This was originally printed in Subhuman, an incredible zine created by Cecil Doyle, which Kris frequently wrote for and thanks to Greg Goodsell, here comes another edition of "The Unearthed Works of KG". Apparently all of the back issues were bought up by Lux Interior of The Cramps for a hefty sum and have been kept out of the public eye, until now. More to be transcribed, dusted off and re-animated later, stay tuned!
There was a long line standing outside the Nuart "art" theatre at Midnight waiting to see the world's first 3-D hardcore porn epic, M3-D! The Movie, which was bering shown in "Deep-vision". "You'll duck when John Holmes cums on screen!" proclaimed the lurid flyers and ad mats (which of course. LA's mainstream newspapers refused to run). Directed by "Norm DePlume" (chuckle), this was also hyped with the legend, "Scene you'll never see on MTV!"
MTV should sue. This piece of grunt has not a thing in common with the musical cable channel; the distributors apparently simply ripped off their call letters in hope of attracting (and duping) a youthful crowd.
The glasses which were handed out were the better kind, sporting red and blue lenses instead of the inferior, uniformly grey ones. It was a decent crowd for a Midnight show (the theatre had just shown a double bill of Manhattan and The Apartment). Since Subhuman (or TOG) is not afraid to stoop to the lowest level of human degradation (and since I have always enjoyed the pure-schlock, William Castle-ish gimmick of cinematic 3-D), I donned the cellophane spectacles and hoped for Cody Nicole inside.
Does this chair make my ass look fat? |
The first tip-off came right at the start when the film began with a title card M3-D! The Movie, which had been spliced into the front of the print. Next came names like John Seeman and Bill Margold, people who haven't made fuck films in years, which meant that this movie (I know not its original title) is actually somewhere around 15 years old. It was however, originally shot in the three-dimensional process, though the photography was gaudy and washed-out, making it look almost like a black & white movie. The disturb hadn't even bothered to strike a fresh print, and this one was full of tape splices. The credits listed "Ann Nonymus" as a co-writer, The Lucious Lickers as composers (Available on scratchy 78s") and they'd even spelled John "Holms" name incorrectly.

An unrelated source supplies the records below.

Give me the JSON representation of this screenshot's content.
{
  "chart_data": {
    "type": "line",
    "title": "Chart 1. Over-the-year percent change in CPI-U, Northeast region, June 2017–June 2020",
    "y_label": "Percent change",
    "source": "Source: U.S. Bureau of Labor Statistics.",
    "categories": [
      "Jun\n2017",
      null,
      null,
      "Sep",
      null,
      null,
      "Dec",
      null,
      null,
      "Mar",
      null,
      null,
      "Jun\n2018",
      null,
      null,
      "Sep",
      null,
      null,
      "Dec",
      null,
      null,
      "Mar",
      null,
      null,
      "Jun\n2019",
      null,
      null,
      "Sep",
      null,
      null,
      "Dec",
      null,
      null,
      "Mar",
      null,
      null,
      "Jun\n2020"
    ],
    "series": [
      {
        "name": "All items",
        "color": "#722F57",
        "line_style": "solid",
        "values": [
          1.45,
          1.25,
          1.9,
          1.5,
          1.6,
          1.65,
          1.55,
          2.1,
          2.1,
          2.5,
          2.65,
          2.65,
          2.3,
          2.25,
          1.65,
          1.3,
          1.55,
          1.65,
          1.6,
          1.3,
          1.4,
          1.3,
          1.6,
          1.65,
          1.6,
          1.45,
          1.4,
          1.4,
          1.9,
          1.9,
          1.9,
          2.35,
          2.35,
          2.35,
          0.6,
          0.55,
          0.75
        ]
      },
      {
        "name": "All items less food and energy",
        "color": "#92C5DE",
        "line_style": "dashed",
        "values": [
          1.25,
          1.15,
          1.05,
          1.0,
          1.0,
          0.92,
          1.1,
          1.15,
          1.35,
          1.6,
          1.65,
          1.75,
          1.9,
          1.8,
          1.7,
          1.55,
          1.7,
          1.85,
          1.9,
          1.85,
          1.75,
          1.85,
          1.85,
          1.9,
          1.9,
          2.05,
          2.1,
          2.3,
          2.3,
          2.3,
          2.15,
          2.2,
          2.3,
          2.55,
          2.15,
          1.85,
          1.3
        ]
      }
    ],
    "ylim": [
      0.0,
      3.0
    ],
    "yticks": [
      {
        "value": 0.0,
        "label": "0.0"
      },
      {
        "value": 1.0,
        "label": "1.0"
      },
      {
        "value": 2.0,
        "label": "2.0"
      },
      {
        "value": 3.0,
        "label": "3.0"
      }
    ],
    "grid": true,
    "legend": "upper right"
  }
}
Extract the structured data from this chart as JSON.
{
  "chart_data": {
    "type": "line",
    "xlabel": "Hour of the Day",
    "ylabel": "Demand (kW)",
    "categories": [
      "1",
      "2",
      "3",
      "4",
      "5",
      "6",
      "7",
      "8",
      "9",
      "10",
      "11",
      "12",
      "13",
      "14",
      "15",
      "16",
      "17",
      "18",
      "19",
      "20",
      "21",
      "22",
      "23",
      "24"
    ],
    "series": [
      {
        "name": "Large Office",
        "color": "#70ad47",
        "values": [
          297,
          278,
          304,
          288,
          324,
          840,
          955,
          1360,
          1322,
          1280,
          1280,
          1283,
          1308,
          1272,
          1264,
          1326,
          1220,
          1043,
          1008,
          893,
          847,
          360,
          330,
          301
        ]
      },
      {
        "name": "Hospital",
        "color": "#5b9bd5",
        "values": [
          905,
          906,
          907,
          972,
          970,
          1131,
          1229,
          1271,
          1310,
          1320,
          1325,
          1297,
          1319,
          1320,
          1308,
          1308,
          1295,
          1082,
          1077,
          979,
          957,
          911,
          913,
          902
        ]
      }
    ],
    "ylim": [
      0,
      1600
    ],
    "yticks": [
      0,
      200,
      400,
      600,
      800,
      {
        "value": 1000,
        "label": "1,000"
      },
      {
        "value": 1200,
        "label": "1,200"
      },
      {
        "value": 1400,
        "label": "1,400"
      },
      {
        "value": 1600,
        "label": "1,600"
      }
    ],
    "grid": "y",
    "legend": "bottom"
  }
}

Sadly, the popsicle twins didn't make an appearance |
With a dipshit musical theme ("La-la-la-la-laaaaa!"), the story skips all over the screen, beginning with three Roman assholes bouncing on a trampoline (the first stupid 3-D effects in the film). The funniest line in the whole flick comes after one of these stooges kicks a large fruit on the ground ("Oh Melon of Troy!"), and why was it they'd have people act like total schmucks (complete with embarrassing overacting) in the name of "comedy" for these early shitters? Were they making slime for readers of Hustler of Highlights? We then cut abruptly to the Dandy Candy Co. (run by a guy who keeps forgetting his bogus British accent and his assistant named Miss Breastworthy), which is given seven days to save itself from eviction. They are saved when some liquid drips on a bunch of lollipops which,when licked give folks the horn. Meanwhile, the three dolls pop in and out of the picture, saying they are looking for "the Fellatio Mines".
I want my STD! |
The audience was at first dumbfounded, as usual, then soon began laughing at the film (as opposes to with it);some guys in the audience were getting drunk on something and started hooting at the action on-screen. During the most effective 3-D cum shot, someone yelled, "Run for your lives!!!"
And all went apeshit when the infamous Johnny Wadd mounted some poor girl ("It's Alive!!" "Eat it!!" "Cornhole!!")
The dialogue was along the lines of: "They're suckers for those lollipops!" (She: "I love wine; on the other hand, port makes me fart") And, "Gee, Wilbur you know you don't need a lolly to score with me". The uninspired 3-D FX included nets, wooden boards, record albums, brooms, mailing envelopes, eggs, telephones and even garbage being thrust in front of the camera lens.
ARGGGHHHHH, I cannot unsee so many revolting pairs of genitals! |
Typical boredom set in half-way through this cum flick, and I heard a couple behind me say "What the fuck are we doing here at 1 A.M.?!" They spent the remainder of the movie guessing who they thought on screen were now dying of AIDS.
We had all been lured in by the ad, which was much more effective than any "effect" they pooted out in the film. So beware won't you?
This actually played at my old revival movie house here in Bakersfield -- when the characters sdaid that the movie was ending -- the audience cheered!